18338971911 Encyclopædia Britannica, Volume 18 — Mitford, Mary Russell

MITFORD, MARY RUSSELL (1787–1855), English novelist and dramatist, only daughter of Dr George Mitford, or Midford, was born at Alresford, Hampshire, on the 16th of December 1787. She retains an honourable place in English literature as the authoress of Our Village, a series of sketches of village scenes and characters unsurpassed in their kind, and as fresh as if they had been written yesterday. Her father was a curious character. He first spent his wife’s fortune in a few years; then he spent the greater part of £20,000, which in 1797 his daughter, then at the age of ten, drew as a prize in a lottery; then he lived on a small remnant of his fortune and the proceeds of his daughter’s literary industry. The father kept fresh in his daughter the keen delight in incongruities, the lively sympathy with self-willed vigorous individuality, and the womanly tolerance of its excess, which inspire so many of her sketches of character. Miss Mitford lived in close attendance on him, refused all holiday invitations because he could not live without her, and worked incessantly for him except when she broke off her work to read him the sporting newspapers. Her writing has all the charm of perfectly unaffected spontaneous humour, combined with quick wit and exquisite literary skill. Miss Mitford met Elizabeth Barrett (Mrs Browning) in 1836, and the acquaintance ripened into a warm friendship. The strain of poverty began to tell on her work, for although her books sold at high prices, her income did not keep pace with her father’s extravagances. In 1837, however, she received a civil list pension, and five years later her father died. A subscription was raised to pay his debts, and the surplus increased the daughter’s income. Miss Mitford eventually removed to a cottage at Swallowfield, near Reading, where she died on the 10th of January 1855.

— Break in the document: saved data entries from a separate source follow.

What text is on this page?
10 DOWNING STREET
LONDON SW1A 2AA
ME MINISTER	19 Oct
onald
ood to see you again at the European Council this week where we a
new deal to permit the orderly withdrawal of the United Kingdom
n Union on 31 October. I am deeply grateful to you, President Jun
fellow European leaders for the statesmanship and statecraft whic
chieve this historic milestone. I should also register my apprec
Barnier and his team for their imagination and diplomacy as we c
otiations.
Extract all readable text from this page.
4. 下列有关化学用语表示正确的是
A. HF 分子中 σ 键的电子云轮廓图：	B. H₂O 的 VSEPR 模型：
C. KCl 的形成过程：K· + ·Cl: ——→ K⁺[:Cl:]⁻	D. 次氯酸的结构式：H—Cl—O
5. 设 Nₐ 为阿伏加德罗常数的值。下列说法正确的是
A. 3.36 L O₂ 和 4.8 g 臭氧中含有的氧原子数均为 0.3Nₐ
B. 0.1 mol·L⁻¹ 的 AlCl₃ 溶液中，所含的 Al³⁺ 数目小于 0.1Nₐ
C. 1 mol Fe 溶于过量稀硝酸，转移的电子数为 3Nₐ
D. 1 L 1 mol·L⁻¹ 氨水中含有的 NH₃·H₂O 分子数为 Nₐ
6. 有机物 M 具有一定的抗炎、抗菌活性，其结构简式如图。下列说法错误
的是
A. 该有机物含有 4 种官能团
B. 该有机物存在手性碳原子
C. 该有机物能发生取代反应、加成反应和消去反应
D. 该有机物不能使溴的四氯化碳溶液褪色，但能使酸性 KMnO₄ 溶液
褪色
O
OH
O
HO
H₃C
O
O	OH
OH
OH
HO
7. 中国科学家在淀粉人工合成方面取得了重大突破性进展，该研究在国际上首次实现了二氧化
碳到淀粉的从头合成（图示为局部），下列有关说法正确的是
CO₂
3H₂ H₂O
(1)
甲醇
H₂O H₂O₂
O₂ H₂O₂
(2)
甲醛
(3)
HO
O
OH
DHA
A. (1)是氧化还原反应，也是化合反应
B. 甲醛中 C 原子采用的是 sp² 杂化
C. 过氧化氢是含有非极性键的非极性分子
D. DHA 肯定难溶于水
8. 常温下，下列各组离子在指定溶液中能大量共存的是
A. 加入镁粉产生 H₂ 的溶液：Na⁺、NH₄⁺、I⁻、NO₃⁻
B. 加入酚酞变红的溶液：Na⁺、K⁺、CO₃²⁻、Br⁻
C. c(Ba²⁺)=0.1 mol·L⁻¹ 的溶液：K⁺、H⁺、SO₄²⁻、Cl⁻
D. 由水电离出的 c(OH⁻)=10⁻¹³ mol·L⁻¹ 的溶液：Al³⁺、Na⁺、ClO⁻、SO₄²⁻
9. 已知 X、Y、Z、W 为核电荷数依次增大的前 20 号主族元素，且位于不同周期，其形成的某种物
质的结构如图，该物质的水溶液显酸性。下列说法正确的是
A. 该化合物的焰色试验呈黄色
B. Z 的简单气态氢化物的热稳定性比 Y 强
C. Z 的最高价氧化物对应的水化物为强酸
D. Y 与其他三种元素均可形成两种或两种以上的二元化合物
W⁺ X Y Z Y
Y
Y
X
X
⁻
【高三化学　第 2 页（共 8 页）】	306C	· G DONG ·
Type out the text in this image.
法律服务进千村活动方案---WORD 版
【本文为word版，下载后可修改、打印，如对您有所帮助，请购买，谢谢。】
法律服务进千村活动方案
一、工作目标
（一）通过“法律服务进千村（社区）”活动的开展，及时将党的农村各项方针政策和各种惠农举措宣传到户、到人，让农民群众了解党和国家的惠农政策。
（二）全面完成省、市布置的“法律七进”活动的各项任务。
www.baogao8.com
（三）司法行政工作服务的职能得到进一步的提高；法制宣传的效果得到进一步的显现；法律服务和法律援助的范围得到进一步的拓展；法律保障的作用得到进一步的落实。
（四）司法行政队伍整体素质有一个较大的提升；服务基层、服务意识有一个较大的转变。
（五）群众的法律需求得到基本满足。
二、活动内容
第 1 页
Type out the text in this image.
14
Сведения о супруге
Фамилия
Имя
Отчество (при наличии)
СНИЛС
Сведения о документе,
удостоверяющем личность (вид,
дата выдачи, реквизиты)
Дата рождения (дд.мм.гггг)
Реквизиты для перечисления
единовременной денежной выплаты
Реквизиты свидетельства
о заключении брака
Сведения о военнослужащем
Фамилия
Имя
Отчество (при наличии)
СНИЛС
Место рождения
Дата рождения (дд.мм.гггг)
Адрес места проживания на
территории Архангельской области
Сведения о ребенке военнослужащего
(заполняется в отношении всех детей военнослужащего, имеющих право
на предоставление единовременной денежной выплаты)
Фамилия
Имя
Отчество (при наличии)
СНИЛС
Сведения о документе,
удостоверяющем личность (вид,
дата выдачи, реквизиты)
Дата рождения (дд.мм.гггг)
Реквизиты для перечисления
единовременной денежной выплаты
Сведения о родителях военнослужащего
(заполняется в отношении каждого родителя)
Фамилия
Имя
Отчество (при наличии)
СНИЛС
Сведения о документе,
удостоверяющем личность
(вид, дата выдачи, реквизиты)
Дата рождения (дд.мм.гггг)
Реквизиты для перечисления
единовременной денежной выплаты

Miss Mitford’s youthful ambition had been to be “the greatest English poetess,” and her first publications were poems in the manner of Coleridge and Scott (Miscellaneous Verses, 1810, reviewed by Scott in the Quarterly; Christine, a metrical tale, 1811; Blanche, 1813). Her play Julian was produced at Covent Garden, with Macready in the title-rôle, in 1823; The Foscari was performed at Covent Garden, with Charles Kemble as the hero, in 1826; Rienzi, 1828, the best of her plays, had a run of thirty-four nights, and Miss Mitford’s friend, Talfourd, imagined that its vogue militated against the success of his own play Ion. Charles the First was refused a licence by the Lord Chamberlain, but was played at the Surrey Theatre in 1834. But the prose, to which she was driven by domestic necessities, has rarer qualities than her verse. The first series of Our Village sketches appeared in 1824, a second in 1826, a third in 1828, a fourth in 1830, a fifth in 1832. Our Village was several times reprinted; Belford Regis, a novel in which the neighbourhood and society of Reading were idealized, was published in 1835.

Her Recollections of a Literary Life (1852) is a series of causeries about her favourite books. Her talk was said by her friends, Mrs Browning and Hengist Horne, to have been even more amusing than her books, and five volumes of her Life and Letters, published in 1870 and 1872, show her to have been a delightful letter-writer.